Halkların Demokratik Partisi (HDP) Ankara Milletvekili Sırrı Süreyya Önder, İMC TV'de yayımlanan Gündem Müzakere’de Ayşegül Doğan’ın sorularını yanıtladı. Önder 6-7 Ekim Kobani olayları ve Süleyman Şah operasyonuna ilişkin önemli açıklamalarda bulundu.

Önder’in Meclis kürsüsünde “Süleyman Şah Türbesi’nin taşınmasını Sinirlioğlu ile ben organize ettim” şeklindeki sözlerine Başbakan Ahmet Davutoğlu, Almanya’da yanıt vermişti.

Davutoğlu Önder’in açıklamasıyla ilgili, “Herhalde o senaryo rüyası gördü. Bazen böyle fazla senaryo yazanlar, gerçeklikle senaryoyu karıştırır” demişti.

Davutoğlu’nun açıklamalarına ilişkin konuşan Önder, “Ben Davutoğlu’nun bunu tekzip edebileceğini hiç beklemiyordum. Yüz yüze konuşunca ayıp böyle bir şey” dedi.

Önder son ana kadar Davutoğlu’na “Burada Kürt halkı kadim bir halk. Bu saldırganlar dışarıdan gelen insanlar ve bunlar bizim komşumuz. Biz meselemizi burayla çözdüğümüz zaman bölgenin bu emperyal güçlerin oyun alanı olmasından çıkartabiliriz” dediğini aktardı.

Önder şöyle devam etti:

PYD GÖSTERMEDİ Mİ?'

“Ben utanıyorum şahsen. Yahu kardeşim senin orada türbeyi taşıyacağın yeri bile PYD göstermedi mi. Aha getirin buraya koyun demiş. Şimdi böyle bir şey varken; bu utanılacak ya da saklanacak bir şey değil.
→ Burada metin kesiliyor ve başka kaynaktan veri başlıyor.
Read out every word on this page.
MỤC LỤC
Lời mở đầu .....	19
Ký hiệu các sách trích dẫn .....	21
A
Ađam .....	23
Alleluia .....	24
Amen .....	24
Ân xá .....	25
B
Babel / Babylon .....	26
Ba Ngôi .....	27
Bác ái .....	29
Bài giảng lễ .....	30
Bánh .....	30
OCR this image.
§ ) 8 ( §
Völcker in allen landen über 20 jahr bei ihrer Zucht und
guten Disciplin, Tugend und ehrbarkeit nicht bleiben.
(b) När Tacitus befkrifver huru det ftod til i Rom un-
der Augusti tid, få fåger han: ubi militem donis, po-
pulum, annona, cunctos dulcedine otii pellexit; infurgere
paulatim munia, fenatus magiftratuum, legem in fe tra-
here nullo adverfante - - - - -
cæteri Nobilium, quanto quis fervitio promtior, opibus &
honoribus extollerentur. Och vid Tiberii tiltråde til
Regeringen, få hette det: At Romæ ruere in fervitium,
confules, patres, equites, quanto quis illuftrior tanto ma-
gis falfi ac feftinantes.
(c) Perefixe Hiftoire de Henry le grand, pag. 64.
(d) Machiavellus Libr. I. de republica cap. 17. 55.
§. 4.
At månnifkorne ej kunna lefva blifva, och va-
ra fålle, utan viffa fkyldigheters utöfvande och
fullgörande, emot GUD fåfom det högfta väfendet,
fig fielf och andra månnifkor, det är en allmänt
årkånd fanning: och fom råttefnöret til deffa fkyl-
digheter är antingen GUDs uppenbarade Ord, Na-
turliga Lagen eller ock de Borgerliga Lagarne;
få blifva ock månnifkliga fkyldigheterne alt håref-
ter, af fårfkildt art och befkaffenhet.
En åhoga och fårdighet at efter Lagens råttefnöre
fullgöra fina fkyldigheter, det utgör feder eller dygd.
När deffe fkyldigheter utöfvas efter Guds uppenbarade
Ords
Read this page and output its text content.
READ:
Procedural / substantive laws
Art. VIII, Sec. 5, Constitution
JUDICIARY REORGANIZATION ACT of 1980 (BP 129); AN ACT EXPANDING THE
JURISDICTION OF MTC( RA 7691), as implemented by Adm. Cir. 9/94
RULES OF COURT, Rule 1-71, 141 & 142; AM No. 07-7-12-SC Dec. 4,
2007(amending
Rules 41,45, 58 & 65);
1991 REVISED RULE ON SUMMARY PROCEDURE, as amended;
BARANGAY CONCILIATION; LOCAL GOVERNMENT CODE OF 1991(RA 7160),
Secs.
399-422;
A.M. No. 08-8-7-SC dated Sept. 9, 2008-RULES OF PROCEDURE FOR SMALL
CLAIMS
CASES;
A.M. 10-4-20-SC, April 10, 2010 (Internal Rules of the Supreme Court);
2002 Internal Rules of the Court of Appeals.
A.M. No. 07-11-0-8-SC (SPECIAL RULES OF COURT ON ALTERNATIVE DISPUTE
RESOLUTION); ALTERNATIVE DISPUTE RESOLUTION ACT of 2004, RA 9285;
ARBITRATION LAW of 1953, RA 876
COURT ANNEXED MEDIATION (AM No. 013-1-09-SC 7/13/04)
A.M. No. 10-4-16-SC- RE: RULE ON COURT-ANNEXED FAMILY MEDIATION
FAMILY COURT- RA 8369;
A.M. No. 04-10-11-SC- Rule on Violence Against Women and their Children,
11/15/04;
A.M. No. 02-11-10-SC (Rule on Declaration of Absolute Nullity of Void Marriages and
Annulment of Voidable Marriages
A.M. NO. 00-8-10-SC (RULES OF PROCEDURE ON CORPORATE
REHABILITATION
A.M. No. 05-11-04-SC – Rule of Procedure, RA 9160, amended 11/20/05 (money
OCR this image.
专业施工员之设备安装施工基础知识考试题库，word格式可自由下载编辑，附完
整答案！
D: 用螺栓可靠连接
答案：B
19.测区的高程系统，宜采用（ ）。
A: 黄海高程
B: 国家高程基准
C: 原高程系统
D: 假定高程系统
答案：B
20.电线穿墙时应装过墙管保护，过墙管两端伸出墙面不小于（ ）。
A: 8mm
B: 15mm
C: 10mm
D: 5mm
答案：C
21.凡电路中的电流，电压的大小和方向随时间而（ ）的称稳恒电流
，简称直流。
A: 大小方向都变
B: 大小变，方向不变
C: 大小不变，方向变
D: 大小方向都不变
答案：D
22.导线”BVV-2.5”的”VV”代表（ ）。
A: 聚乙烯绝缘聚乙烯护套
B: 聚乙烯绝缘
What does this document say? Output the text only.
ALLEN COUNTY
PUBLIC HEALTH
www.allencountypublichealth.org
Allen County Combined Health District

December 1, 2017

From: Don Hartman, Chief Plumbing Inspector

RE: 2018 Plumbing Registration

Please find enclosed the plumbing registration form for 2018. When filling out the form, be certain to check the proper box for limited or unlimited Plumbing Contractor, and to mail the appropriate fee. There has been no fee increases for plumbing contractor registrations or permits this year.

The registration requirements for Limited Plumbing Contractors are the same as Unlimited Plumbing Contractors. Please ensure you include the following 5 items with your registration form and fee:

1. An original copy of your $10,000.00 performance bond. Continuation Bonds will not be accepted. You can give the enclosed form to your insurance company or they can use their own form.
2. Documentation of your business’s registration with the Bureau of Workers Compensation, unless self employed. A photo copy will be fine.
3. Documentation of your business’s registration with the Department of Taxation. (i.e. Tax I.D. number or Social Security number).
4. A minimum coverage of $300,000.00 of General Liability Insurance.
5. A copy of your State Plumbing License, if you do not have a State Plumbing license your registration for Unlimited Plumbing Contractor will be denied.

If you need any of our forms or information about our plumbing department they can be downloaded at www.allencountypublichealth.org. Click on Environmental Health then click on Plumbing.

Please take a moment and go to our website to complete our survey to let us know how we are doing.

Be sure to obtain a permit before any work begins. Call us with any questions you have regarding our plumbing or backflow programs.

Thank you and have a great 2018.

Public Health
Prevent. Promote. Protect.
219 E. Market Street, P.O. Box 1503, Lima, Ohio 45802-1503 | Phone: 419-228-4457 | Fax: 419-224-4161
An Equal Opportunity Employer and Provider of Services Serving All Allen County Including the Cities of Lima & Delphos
“Yahu bölgedeki halklarla sen bir dayanışma gösteriyorsun ve bir demokratik paydada saklanacak gizlenecek bir şey yapmıyorsun. Niye? Zılgıt yiyecek. Ya bunun için de bu kadar bir gerçeklik ötelenemez. Yani yazıktır günahtır, üstelik bir fırsattır.

‘6-7 EKİM'İN EN BÜYÜK VEBALİ DAVUTOĞLU'NDA’

“Ben ilk hayalk kırıklığını şurda yaşadım. Biz konuşuyoruz şöyle 6-7 Ekim’e gidiyor ülke gelişmeler. Dedim ki Sayın Başbakan, sizin yardım etmenizle Kobani ne kurtulur ne düşer. Ama sizin yardım etmenizle sahiplenmenizle iki tane önemli şey olur dedim. Bir bölgede hakik bir aktör olursunuz. İki kardeşlik dayanışmasını göstermiş olursunuz.

“Sizin Kıbrıs için öne sürdüğünüz gerekçelerin bin misli fazlasıyla burada var. Bunu böyle yapalım. Bu süreci de ihya edecek falan… Kendisi bana şunu sordu onu da söyleyeyim. ‘Siz dedi kamu güvenliğini sağlayın ben bundan çok daha ileri adımlar atayım. sen bunun 1 hafta-15 gün içerisinde sağlayabilir misin?’ dedi.

“Ben de kendisine aynen şöyle dedim: ‘Sayın Başbakan siz böyleye deyince ben korkuyorum. Siz bu meseleyi böyle mi kavrıyorsunuz. Benim bu meseleyi ya da bir başkasının durdurabileceğini mi sanıyorsunuz? Katliam tehdidi, tecavüz soykırım, muhacir etme, hicret ettirme gibi şeyler olacak ve benim ya da başka birisinin sözüyle insanlar duracak öyle mi? Siz böyle sanıyorsanız bu sadece beni korkutur’ dedim.

“Bu görüşmenin tanıkları da var. Sonra biz bunları konuştuk. En son Selahattin Bey o açıklamayı yapmadan tekrar bir telefon irtibatı sağladık. ‘Sayın Başbakan çok geç olabilir. Bir şey olabilir dedik’ kapı duvar olunca o açıklama geldi.”